The occurrence of lymphadenopathy following vaccination has been described as a rare adverse reaction (≥1/1000 to<1/100) following mRNA vaccines. In general, vaccination-related lymphadenopathies are usually in axillary localization, being supraclavicular localization much more infrequent.
An incorrect vaccine administration technique could be influencing the occurrence of supraclavicular lymphadenopathies, as it has been observed that vaccine drainage tends to ascend to the supraclavicular nodes when the vaccine is administered in the area near the shoulder and not in the center of the deltoid triangle[^1].
Supraclavicular lymphadenopathies appearing up to 10 days after vaccination are inflammatory and tend to resolve spontaneously after 7 days from the date of their appearance in most of the cases. No complementary tests (blood tests, biopsies or computed axial tomography) are necessary, nor do they require any specific pharmacological or physical treatment. In case of acute onset of supraclavicular lymphadenopathy after vaccination with a mRNA based COVID-19 vaccine, this possibility of transient and benign self-limited vaccine-related adverse reaction should be considered.
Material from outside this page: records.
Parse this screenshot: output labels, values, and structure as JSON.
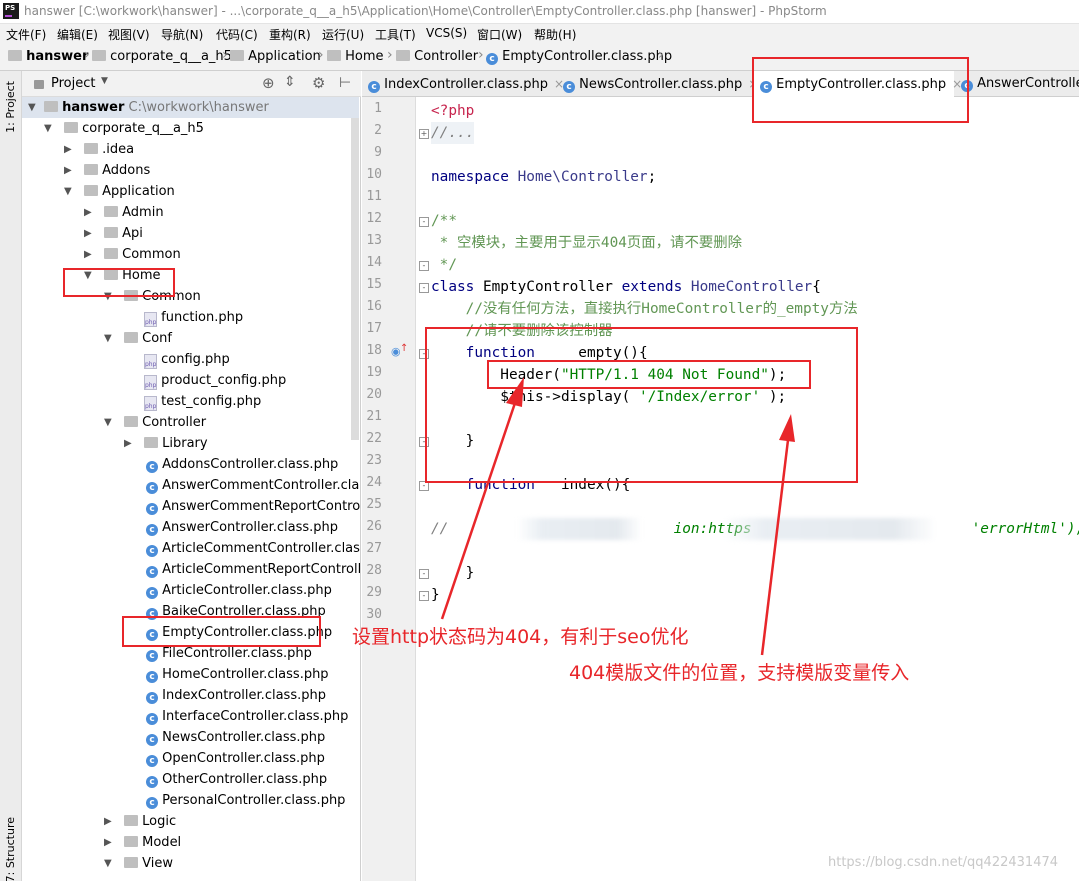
{
  "window": {
    "app_icon": "PS",
    "title": "hanswer [C:\\workwork\\hanswer] - ...\\corporate_q__a_h5\\Application\\Home\\Controller\\EmptyController.class.php [hanswer] - PhpStorm"
  },
  "menu": [
    "文件(F)",
    "编辑(E)",
    "视图(V)",
    "导航(N)",
    "代码(C)",
    "重构(R)",
    "运行(U)",
    "工具(T)",
    "VCS(S)",
    "窗口(W)",
    "帮助(H)"
  ],
  "breadcrumb": [
    "hanswer",
    "corporate_q__a_h5",
    "Application",
    "Home",
    "Controller",
    "EmptyController.class.php"
  ],
  "side_tabs": {
    "project": "1: Project",
    "structure": "7: Structure"
  },
  "project_panel": {
    "label": "Project",
    "dropdown_icon": "chevron-down-icon"
  },
  "tree": {
    "root": {
      "name": "hanswer",
      "path": "C:\\workwork\\hanswer"
    },
    "corporate": "corporate_q__a_h5",
    "idea": ".idea",
    "addons": "Addons",
    "application": "Application",
    "admin": "Admin",
    "api": "Api",
    "common": "Common",
    "home": "Home",
    "home_common": "Common",
    "function_php": "function.php",
    "conf": "Conf",
    "config_php": "config.php",
    "product_config_php": "product_config.php",
    "test_config_php": "test_config.php",
    "controller": "Controller",
    "library": "Library",
    "controllers": [
      "AddonsController.class.php",
      "AnswerCommentController.class.php",
      "AnswerCommentReportController.class.php",
      "AnswerController.class.php",
      "ArticleCommentController.class.php",
      "ArticleCommentReportController.class.php",
      "ArticleController.class.php",
      "BaikeController.class.php",
      "EmptyController.class.php",
      "FileController.class.php",
      "HomeController.class.php",
      "IndexController.class.php",
      "InterfaceController.class.php",
      "NewsController.class.php",
      "OpenController.class.php",
      "OtherController.class.php",
      "PersonalController.class.php"
    ],
    "logic": "Logic",
    "model": "Model",
    "view": "View"
  },
  "tabs": [
    {
      "label": "IndexController.class.php"
    },
    {
      "label": "NewsController.class.php"
    },
    {
      "label": "EmptyController.class.php",
      "active": true
    },
    {
      "label": "AnswerController."
    }
  ],
  "line_numbers": [
    "1",
    "2",
    "9",
    "10",
    "11",
    "12",
    "13",
    "14",
    "15",
    "16",
    "17",
    "18",
    "19",
    "20",
    "21",
    "22",
    "23",
    "24",
    "25",
    "26",
    "27",
    "28",
    "29",
    "30"
  ],
  "code": {
    "l1": "<?php",
    "l2": "//...",
    "l9": "",
    "l10a": "namespace ",
    "l10b": "Home\\Controller",
    "l10c": ";",
    "l12": "/**",
    "l13": " * 空模块，主要用于显示404页面，请不要删除",
    "l14": " */",
    "l15a": "class ",
    "l15b": "EmptyController ",
    "l15c": "extends ",
    "l15d": "HomeController",
    "l15e": "{",
    "l16": "    //没有任何方法，直接执行HomeController的_empty方法",
    "l17": "    //请不要删除该控制器",
    "l18a": "    function ",
    "l18b": "   _empty(){",
    "l19a": "        Header(",
    "l19b": "\"HTTP/1.1 404 Not Found\"",
    "l19c": ");",
    "l20a": "        $this->display( ",
    "l20b": "'/Index/error'",
    "l20c": " );",
    "l22": "    }",
    "l24a": "    function ",
    "l24b": "  index(){",
    "l26a": "//        ",
    "l26b": "                  ",
    "l26c": "ion:https",
    "l26d": "'errorHtml');",
    "l28": "    }",
    "l29": "}"
  },
  "annotations": {
    "a1": "设置http状态码为404，有利于seo优化",
    "a2": "404模版文件的位置，支持模版变量传入"
  },
  "watermark": "https://blog.csdn.net/qq422431474",
  "colors": {
    "annotation_red": "#e8262a",
    "keyword": "#000080",
    "string": "#008000"
  }
}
- The occurrence of lymphadenopathy following vaccination has been described as a rare adverse reaction (≥1/1000 to<1/100) following mRNA vaccines.
[^1]: Fernández-Prada M, Rivero-Calle I, Calvache-González A, Martinón-Torres F. Acute onset supraclavicular lymphadenopathy coinciding with intramuscular mRNA vaccination against COVID-19 may be related to vaccine injection technique, Spain, January and February 2021. Euro Surveill. 2021 Mar;26(10):2100193. doi: 10.2807/1560-7917.ES.2021.26.10.2100193. PMID: 33706861; PMCID: PMC7953532.